Can we take many $1D$ shapes with the shape of the letter v, make them stand one next to the other, and make a straight line out of it? It seems there is a kind of "height" (which the straight line lacks of) but it also seems that this height can become arbitrarily small if we multiply the number of v's (towards infinity).
This question showed up to me while watching a visual proof of Stokes' theorem. After seeing that, locally, $$ \iint_S \text{curl}\; {\bf G} \cdot d{\bf S} = \oint_C {\bf G} \cdot d{\bf r} $$
where $S$ and $C$ are taken to be infinitesimal surface and contour with a somewhat crazy shape ; they generalize the relation to a case where $S$ and $C$ are non infinitesimal surface and coutour (i.e. a random surface and a random contour) by saying we can divide a macroscopic surface into many infinitesimal surfaces (and the same applies to the corresponding contours).
My question then is, can we for example divide a disk into these crazy surfaces? Can we approximate the circle around the disk by the sum of paths such as the yellow path below?

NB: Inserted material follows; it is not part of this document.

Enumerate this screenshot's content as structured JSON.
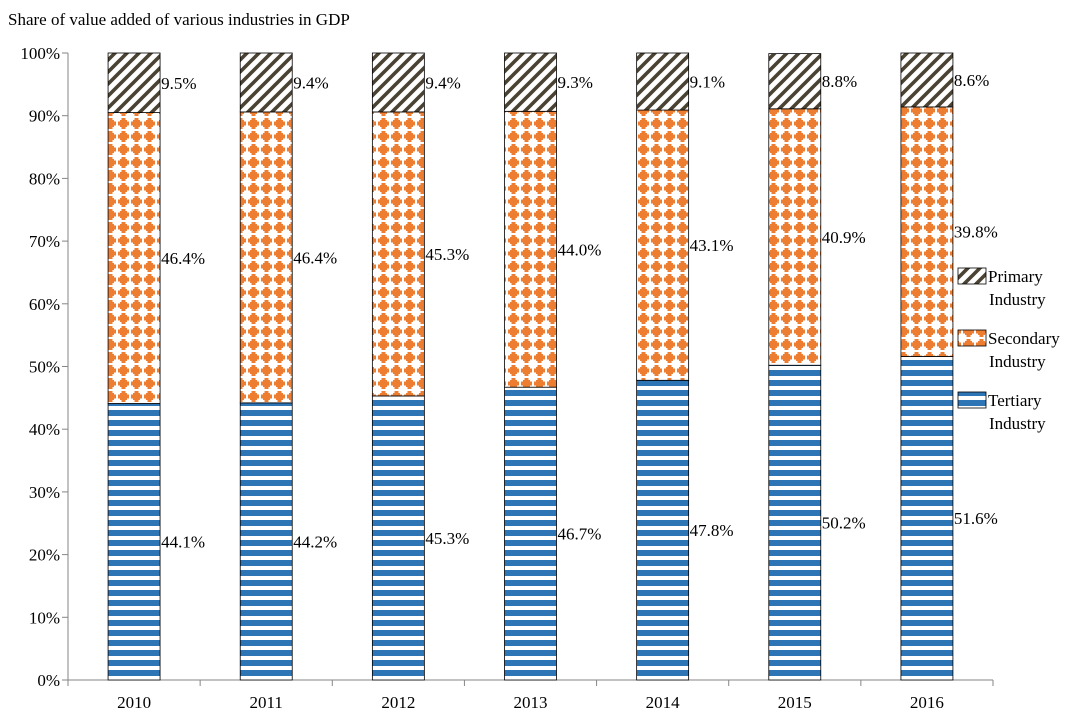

By crazy surfaces and coutours I mean they took for the surfaces three faces (orthogonal each with another) of a cube (the red, green and blue in the image below), and for the contour, they took the yellow path, as you can see in the image below:
PS: I have already understood that when we divide a contour into smaller contours, the circulation in the interior segments cancels out. The same for surfaces.
EDIT -
I am actually trying to check the math validity of this visual proof. After reading the Wiki article on Smooth Infinitesimal Analysis, they say "lines are made out of infinitesimally small segments" (in this theory). These segments can be thought of as being long enough to have a definite direction, but not long enough to be curved.
Should I draw the conclusion that even using Smooth Infinitesimal Analysis, a straight line can't be approximated by infinitesimally small v-s? Hence, that the visual proof of Stokes theorem is wrong?
Many thanks.